東洋景子さんは、名前からわかるとおり、架空の人物だ。しかし前ページの事例はそれぞれ、総務省の「インターネットトラブル事例集(http://www.soumu.go.jp/main_sosiki/joho_tsusin/kyouiku_joho-ka/jireishu.html)」を参照しており、このサイトにはさらにひどいトラブルや被害事例が寄せられている。性犯罪にあったり、詐欺被害にあったりという事例もある。

物心ついた時からインターネットに親しみ、“デジタルネイティブ世代”と呼ばれる現代の子どもたちでも、トラブルに巻きこまれてしまうケースが後を絶たない。では、どうやって子どもたちのスマホトラブルを回避すべきなのか?

1.スマホを渡す前に子どもと話し合いながらルールを決める

初めて自分自身のスマホを手にし、ネットの世界に入っていく子どもたちには、やはりきちんとしたルール決めが大切だ。一般には、学業を終えた後に「社会に出る」と言うが、スマホデビューして「ネット社会に出る」こともそれに近いと考えたほうがいい。そこには子どもの知的好奇心をくすぐる情報もあれば、子どもを食いものにしようとするトラップもあるからだ。社会経験に乏しい子どもを、無防備のままネットの世界へ送り出すのは危険すぎる。

まずは、ネット上でも実際の社会生活と同じように家族や友人と接しなければいけないということを、子どもたちに理解させる必要がある。相手の気持ちを考えるように、ということは幼稚園や小学校で習うことだ。

具体的には、「実際に面と向かって言えないことはスマホでも言わない」「両親からの連絡は“既読スルー”せずにすぐ返事する」といった基本的なルールから、「スマホを自分の部屋に持ち込まない」「自分の裸の写真は撮らない/送らない」などのネット上の事柄まで、子どもと話し合いながらルールを取り決めたい。

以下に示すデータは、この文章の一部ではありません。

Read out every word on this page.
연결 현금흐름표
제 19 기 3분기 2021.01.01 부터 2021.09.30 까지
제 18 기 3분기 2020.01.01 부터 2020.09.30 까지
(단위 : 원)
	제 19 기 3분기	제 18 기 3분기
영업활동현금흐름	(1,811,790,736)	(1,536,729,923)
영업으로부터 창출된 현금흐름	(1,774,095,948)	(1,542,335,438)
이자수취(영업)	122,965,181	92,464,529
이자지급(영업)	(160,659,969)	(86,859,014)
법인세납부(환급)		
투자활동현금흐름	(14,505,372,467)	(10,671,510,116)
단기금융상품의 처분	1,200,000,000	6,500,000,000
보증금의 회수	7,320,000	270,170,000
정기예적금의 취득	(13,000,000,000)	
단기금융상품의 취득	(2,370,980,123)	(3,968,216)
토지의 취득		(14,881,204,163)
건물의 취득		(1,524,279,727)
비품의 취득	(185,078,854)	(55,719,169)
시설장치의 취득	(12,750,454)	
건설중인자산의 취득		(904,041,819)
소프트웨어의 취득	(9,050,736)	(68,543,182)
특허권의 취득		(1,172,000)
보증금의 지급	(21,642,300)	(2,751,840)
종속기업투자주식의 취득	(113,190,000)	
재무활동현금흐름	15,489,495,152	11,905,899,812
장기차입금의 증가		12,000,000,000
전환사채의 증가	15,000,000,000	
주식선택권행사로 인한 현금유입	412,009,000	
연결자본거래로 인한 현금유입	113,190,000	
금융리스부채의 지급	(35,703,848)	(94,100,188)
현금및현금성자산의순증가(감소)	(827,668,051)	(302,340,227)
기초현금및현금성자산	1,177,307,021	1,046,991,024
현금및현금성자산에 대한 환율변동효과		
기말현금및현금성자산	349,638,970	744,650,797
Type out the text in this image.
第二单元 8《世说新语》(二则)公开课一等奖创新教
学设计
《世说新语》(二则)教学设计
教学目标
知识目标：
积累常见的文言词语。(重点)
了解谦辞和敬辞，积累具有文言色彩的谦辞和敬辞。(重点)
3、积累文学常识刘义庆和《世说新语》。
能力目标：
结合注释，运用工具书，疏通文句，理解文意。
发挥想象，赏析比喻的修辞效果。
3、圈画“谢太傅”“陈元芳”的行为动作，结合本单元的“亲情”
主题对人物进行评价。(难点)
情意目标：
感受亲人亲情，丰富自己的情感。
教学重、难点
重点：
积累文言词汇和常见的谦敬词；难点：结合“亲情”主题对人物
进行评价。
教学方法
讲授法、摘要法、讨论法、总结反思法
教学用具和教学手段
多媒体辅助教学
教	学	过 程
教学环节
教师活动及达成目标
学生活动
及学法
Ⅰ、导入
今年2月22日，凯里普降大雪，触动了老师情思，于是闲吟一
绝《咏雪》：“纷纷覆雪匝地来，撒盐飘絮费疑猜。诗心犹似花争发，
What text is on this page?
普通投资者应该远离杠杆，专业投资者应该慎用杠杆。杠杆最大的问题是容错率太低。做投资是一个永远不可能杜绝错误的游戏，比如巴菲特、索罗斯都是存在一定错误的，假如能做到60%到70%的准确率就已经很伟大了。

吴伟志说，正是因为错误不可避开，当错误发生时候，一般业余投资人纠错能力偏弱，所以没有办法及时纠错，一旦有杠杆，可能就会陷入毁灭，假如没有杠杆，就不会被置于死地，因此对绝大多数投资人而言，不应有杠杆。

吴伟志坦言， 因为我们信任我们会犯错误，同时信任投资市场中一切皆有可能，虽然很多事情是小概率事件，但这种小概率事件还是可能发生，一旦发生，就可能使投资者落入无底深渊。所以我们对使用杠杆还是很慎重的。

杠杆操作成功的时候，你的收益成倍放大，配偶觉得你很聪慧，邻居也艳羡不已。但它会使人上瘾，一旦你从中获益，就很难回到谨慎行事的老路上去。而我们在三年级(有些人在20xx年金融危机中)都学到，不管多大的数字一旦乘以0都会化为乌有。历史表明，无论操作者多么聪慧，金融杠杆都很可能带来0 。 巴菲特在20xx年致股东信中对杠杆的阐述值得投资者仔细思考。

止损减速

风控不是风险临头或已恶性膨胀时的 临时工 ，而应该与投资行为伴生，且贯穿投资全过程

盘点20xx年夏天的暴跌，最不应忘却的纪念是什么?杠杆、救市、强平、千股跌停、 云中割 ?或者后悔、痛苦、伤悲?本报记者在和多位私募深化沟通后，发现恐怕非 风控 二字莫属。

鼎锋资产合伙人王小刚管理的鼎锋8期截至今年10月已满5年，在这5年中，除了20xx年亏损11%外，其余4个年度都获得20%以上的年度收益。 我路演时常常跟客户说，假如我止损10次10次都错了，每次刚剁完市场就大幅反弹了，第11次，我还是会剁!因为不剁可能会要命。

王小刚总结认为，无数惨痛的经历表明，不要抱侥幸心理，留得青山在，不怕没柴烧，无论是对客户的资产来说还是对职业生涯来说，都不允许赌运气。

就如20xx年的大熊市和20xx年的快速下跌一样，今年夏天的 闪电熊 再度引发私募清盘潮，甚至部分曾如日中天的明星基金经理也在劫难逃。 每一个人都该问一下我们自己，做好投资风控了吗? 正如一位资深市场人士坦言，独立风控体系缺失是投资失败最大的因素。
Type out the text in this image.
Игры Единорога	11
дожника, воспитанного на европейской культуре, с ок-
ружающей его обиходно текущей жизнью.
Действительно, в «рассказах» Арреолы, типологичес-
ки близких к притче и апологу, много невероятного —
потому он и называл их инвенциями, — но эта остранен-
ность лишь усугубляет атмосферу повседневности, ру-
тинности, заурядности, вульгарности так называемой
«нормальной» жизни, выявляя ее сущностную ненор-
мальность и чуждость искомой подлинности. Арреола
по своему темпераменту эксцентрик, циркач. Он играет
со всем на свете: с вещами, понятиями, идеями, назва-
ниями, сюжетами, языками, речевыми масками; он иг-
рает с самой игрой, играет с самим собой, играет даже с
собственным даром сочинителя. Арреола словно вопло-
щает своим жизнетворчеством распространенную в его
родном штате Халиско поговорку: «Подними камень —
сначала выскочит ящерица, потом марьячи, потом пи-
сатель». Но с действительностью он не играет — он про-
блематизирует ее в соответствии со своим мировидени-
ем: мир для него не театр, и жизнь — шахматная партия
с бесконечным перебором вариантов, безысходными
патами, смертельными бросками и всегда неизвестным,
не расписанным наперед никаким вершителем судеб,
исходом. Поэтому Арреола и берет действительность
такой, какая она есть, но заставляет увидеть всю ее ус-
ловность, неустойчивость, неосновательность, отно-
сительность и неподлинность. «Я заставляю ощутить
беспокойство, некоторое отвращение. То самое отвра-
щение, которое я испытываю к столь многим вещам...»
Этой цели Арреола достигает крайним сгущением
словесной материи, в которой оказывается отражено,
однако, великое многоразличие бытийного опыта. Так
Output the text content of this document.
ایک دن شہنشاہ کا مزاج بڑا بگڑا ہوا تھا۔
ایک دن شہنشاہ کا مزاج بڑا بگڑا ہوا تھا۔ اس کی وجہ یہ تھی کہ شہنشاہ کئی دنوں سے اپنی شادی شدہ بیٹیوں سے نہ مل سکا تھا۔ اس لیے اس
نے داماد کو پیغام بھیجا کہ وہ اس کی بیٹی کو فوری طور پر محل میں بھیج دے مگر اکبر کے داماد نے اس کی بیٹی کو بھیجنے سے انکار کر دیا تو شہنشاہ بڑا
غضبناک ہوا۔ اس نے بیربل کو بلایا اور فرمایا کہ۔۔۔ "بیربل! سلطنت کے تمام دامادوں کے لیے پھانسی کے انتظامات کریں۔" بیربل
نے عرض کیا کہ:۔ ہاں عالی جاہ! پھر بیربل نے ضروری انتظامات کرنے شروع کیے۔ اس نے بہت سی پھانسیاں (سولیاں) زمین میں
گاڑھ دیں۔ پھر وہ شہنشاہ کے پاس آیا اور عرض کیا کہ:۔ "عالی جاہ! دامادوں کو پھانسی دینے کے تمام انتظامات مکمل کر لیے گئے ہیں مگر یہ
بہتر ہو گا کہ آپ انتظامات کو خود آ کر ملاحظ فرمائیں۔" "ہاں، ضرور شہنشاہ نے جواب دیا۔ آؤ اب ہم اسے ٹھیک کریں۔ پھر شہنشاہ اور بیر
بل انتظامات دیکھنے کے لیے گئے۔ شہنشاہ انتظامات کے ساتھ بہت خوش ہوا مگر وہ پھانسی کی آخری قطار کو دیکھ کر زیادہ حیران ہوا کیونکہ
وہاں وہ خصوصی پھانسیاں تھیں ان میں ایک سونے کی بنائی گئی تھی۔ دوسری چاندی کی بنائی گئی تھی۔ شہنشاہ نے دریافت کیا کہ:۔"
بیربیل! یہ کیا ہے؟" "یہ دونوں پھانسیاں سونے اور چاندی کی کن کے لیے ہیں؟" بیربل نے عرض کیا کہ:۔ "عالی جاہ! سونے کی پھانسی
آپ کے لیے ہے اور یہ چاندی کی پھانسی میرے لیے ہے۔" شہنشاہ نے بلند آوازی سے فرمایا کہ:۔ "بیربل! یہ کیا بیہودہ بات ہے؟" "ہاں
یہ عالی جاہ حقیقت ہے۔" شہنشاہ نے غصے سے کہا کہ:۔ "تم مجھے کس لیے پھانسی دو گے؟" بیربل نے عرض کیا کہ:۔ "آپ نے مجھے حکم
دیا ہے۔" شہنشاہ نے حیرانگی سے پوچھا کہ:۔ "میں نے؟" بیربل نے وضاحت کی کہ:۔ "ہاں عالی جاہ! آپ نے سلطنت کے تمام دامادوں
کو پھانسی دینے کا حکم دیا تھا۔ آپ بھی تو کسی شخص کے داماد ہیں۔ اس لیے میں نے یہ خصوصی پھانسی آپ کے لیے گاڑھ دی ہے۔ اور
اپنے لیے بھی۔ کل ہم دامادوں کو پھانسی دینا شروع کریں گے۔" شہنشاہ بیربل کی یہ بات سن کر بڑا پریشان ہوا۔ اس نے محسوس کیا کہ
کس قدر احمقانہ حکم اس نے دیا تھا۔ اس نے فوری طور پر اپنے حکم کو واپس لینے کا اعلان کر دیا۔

子どもがSNSを利用する際には、親が正しく情報登録と設定を行った上で、「知らない人からの友達申請はむやみに承認しない」「個人を特定できるような情報をのせない」よう、子どもに注意させるべきだろう。また親も同じSNSに登録し、友達申請してネット上でも子どもとつながる家庭も増えてきている。SNS上で子どもと積極的にコミュニケーションを取ることによって、子どもの変化やいじめの兆候に気づくことができ、トラブルを未然に防ぐことにつながるからだ。ただし、むやみに厳しく監視すると反発されることもあるので、そのさじ加減は各家庭で判断したい。